Due to both increasing ocean acidity and reduced ocean productivity associated with warming waters, a decline in the Antarctic blue whale’s main food, the krill species Euphausia superba and E. crystallorophias is predicted (Cooke 2018). Such changes are also likely in other oceans.
Research in NAMMCO member countries
The blue whale is not a target species of abundance surveys in the North Atlantic. However, it is still encountered and recorded during surveys in all NAMMCO areas.
Greenland
There is no ongoing research on blue whales in Greenland, but they are recorded on acoustic buoys.
Iceland
“Project Blue Whale” launched in 2008 and aims to gain more knowledge of blue whales using techniques such as photo-identification, behavioural and prey logging, sound recording, genetic sampling, and tagging with AUSOMS mini (Automatic Underwater Sound Monitoring System). This ongoing project is led by researchers from the University of Iceland’s Research Centre in Húsavik (HRC) and involves collaboration with the Marine and Freshwater Research Institute and the Húsavik Whale Museum. The photo-identification part of this project was started in 2001, and is mostly focusing on blue and humpback whales and white-sided dolphins, the species most commonly observed in Skjálfandi Bay.
One blue whale was satellite tagged north of Iceland in July 2013 and two in 2014. The whale tagged in 2013 travelled southwards to 59° N while the two tagged in 2014 travelled north of Iceland towards 73° N. In 2016, another blue whale was instrumented with a satellite tag and data was received from 24th June until 2nd August (National Progress Report Iceland 2016).
Animals identified earlier via photo-id off West Iceland in mid-summer have been found north of Iceland in mid-summer in recent years. Iceland is also collecting biopsy samples, with 10-20 samples stored in the MRI archive in 2014 (NAMMCO 2014). In 2015, the HRC made recordings of blue whales using a large hydrophone array (National Progress Report Iceland 2015). From 2017 to 2019, acoustic tags were deployed on a total of 6 blue whales in Skjálfandi Bay (National Progress Report Iceland 2017, 2018, 2019).

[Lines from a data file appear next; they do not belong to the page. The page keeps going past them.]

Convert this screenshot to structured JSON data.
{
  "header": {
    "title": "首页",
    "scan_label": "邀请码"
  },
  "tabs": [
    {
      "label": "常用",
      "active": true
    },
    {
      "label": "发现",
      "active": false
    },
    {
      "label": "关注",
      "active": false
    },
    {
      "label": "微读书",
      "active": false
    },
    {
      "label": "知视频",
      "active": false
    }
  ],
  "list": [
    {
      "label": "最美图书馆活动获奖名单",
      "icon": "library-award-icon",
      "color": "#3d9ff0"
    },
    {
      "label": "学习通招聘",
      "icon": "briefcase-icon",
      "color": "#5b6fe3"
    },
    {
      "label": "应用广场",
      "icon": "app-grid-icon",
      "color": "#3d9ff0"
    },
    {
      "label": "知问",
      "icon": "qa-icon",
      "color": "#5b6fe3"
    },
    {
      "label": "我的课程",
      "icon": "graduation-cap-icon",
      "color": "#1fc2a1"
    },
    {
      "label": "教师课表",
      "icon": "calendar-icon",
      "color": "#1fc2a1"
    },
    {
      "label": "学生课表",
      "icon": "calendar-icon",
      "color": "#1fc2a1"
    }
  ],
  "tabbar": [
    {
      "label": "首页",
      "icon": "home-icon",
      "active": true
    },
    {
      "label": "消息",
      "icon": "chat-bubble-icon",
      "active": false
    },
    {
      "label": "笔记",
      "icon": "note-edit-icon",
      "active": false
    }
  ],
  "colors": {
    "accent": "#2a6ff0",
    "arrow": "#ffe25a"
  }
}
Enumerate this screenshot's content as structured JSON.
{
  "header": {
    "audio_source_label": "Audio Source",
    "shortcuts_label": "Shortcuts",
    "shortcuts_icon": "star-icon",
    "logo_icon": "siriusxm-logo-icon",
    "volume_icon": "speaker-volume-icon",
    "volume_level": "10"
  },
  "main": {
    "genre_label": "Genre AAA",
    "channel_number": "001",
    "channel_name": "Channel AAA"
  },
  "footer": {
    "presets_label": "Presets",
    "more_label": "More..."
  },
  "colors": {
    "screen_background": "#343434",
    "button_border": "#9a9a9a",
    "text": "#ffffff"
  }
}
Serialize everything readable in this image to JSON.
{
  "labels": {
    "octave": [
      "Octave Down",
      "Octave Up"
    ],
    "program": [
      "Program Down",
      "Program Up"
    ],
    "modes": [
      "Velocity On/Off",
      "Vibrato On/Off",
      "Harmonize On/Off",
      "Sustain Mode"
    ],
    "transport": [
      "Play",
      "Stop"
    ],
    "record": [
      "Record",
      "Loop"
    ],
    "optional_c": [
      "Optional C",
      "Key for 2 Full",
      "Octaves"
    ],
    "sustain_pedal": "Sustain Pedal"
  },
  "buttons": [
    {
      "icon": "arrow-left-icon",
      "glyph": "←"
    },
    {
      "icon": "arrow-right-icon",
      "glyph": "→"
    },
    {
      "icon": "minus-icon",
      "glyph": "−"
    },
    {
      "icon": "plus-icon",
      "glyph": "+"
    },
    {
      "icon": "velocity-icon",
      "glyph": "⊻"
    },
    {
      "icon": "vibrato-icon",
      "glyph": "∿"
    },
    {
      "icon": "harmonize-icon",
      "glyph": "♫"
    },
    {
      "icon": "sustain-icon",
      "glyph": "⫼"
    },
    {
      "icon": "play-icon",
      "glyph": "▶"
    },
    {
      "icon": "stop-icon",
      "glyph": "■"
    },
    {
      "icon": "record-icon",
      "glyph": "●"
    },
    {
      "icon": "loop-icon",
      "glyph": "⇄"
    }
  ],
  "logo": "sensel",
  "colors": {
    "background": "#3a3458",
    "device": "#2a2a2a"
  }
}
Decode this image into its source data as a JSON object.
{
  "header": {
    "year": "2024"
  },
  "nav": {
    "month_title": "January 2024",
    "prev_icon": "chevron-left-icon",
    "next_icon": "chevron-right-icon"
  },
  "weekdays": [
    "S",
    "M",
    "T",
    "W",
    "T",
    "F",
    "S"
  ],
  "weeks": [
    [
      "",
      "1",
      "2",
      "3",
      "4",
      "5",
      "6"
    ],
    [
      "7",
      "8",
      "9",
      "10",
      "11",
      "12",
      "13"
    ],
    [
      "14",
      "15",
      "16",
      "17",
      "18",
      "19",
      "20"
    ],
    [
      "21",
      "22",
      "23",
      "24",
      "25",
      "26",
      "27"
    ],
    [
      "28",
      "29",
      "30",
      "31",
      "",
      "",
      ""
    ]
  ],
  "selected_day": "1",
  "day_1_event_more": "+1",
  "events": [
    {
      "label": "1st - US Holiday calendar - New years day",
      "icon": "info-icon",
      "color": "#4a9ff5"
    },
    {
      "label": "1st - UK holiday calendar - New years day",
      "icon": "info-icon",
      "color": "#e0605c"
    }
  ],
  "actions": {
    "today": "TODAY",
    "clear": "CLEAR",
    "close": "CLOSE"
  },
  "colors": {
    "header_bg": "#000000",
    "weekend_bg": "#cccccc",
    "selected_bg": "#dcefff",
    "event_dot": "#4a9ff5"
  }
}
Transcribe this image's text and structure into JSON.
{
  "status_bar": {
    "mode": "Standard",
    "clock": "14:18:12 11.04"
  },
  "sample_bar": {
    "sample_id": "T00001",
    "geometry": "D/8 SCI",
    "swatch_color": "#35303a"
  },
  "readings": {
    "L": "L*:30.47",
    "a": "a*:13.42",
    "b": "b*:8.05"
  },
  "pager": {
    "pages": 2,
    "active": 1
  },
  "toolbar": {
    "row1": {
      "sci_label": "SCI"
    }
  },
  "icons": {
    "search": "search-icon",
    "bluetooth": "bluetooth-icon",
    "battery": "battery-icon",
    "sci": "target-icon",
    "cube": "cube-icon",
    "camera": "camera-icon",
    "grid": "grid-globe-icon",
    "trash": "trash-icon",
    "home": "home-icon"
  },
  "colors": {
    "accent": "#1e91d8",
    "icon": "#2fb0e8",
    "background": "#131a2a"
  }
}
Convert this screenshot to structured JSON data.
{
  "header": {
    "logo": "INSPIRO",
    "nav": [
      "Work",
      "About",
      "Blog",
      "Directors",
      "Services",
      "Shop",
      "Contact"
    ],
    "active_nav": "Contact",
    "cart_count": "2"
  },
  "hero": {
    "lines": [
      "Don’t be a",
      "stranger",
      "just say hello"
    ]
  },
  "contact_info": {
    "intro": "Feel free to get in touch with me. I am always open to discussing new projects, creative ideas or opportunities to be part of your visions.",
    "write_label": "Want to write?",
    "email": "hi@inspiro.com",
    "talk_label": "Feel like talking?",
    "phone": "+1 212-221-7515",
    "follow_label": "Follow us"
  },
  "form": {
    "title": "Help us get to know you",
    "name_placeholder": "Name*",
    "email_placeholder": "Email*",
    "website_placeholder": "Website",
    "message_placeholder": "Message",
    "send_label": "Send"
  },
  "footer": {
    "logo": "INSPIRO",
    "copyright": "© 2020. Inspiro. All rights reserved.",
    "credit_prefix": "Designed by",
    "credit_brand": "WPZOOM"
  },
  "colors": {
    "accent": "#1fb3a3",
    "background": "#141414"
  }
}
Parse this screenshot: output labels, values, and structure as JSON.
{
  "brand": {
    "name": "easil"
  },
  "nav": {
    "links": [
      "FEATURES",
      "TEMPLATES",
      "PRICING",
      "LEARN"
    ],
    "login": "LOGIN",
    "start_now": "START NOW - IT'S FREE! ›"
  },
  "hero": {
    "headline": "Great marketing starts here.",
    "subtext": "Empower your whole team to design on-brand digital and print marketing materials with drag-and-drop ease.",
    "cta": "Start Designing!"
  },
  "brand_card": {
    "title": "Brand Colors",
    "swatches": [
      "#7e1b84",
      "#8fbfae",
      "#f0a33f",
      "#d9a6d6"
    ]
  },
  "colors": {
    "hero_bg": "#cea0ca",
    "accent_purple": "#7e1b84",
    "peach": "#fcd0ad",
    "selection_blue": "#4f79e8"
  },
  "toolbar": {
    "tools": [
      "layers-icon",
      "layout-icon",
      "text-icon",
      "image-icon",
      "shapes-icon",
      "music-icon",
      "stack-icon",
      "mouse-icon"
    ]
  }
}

For a project funded by WWF, and in collaboration with Whale Wise, two sound traps were deployed off west-Iceland in 2020 to collect blue whale and shipping traffic data. Additionally, a soundtrap was deployed for 3 months in Skjálfandi Bay to investigate the sound scape of the bay (National Progress Report Iceland 2020).
Norway
Although not a target species of surveys, the blue whale is regularly sighted and recorded around Svalbard and Jan Mayen (Øien 2019). During a survey in August 2017, many blue whales were seen north of Svalbard. A total of 4 summer surveys have been done, and Norway is preparing an analysis of the presence of blue whales in relation to relevant prey species in the upper 100-150 m (NAMMCO 2017).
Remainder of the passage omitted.